“Is that lucrative?”
“No. He says he isn’t fitted for a commercial society. I can’t stand him, and I don’t understand how Ann can. They live in an apartment on Park Avenue, and she pays the rent, and as far as I know she pays everything. She must.”
“Well.” Wolfe sighed. “So that’s the job. While Mr. Aubry’s motive was admittedly more powerful than theirs, since he stood to lose not only his fortune but also his wife, they were by no means immune to temptation. How much have you been associating with them the past two years?”
“Not much. With Aunt Margaret and Dick almost not at all. I used to see Ann fairly often, but very little since she married Norman Horne.”
“When was that marriage?”
“Two years ago.
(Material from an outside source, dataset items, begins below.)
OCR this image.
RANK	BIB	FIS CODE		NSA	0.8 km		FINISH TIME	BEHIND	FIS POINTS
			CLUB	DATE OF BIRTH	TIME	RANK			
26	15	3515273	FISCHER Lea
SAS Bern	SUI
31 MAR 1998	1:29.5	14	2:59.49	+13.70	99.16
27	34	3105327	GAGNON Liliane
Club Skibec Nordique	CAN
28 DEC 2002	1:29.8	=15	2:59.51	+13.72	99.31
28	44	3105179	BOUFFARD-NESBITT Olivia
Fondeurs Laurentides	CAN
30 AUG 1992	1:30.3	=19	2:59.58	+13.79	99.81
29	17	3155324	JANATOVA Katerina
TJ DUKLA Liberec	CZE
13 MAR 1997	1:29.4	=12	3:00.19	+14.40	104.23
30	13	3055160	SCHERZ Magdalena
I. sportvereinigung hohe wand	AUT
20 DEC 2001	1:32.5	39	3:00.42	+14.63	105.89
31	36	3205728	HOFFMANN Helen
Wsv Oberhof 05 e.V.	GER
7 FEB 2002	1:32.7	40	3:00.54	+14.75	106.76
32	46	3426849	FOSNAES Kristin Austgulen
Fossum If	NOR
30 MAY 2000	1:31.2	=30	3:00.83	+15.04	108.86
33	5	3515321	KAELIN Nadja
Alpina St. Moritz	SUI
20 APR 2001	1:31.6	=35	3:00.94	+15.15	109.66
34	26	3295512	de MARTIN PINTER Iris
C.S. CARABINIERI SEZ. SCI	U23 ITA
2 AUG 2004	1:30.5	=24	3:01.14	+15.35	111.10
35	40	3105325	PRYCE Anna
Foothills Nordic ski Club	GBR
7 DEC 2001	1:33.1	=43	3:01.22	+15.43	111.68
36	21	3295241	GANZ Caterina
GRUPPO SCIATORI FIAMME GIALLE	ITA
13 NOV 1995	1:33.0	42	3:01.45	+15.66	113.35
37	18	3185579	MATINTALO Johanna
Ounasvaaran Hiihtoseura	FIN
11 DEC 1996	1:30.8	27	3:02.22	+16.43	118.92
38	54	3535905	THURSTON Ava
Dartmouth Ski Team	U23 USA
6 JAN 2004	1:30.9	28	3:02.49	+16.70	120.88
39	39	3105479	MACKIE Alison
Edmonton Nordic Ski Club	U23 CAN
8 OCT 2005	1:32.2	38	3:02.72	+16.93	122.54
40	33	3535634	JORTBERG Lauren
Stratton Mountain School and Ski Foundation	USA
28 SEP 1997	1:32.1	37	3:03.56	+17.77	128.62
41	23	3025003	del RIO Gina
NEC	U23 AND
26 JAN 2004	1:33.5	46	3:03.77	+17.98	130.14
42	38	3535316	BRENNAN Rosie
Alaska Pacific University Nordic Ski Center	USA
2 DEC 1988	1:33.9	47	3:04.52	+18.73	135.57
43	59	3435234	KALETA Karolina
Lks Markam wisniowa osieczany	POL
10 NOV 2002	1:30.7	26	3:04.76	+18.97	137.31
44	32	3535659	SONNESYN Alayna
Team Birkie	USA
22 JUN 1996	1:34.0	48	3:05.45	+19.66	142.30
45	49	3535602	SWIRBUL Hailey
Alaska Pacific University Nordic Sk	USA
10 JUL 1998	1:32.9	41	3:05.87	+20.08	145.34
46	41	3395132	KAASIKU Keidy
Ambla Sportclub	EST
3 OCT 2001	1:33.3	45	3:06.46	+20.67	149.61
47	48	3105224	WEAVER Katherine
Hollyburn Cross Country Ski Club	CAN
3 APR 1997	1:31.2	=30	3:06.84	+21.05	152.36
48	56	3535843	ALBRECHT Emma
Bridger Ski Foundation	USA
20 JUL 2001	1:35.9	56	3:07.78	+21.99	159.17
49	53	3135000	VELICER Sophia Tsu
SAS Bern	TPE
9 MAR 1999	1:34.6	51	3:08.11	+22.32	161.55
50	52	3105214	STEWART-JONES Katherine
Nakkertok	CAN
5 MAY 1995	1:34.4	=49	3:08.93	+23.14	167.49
Soon after the estate was distributed.” She stopped, and then decided to go on. “That was one of Ann’s unpredictable somersaults. She was engaged to Jim Beebe — announced publicly, and the date set — and then, without even bothering to break it off, she married Norman Horne.”
“Was Mr. Horne a friend of your husband’s?”
“No, they never met. Ann found Norman — I don’t know where. They wouldn’t have been friends even if they had met, because Sidney wouldn’t have liked him. There weren’t many people Sidney did like.”
“Did he like his relatives?”
“No — if you want facts. He didn’t. He saw very little of them.”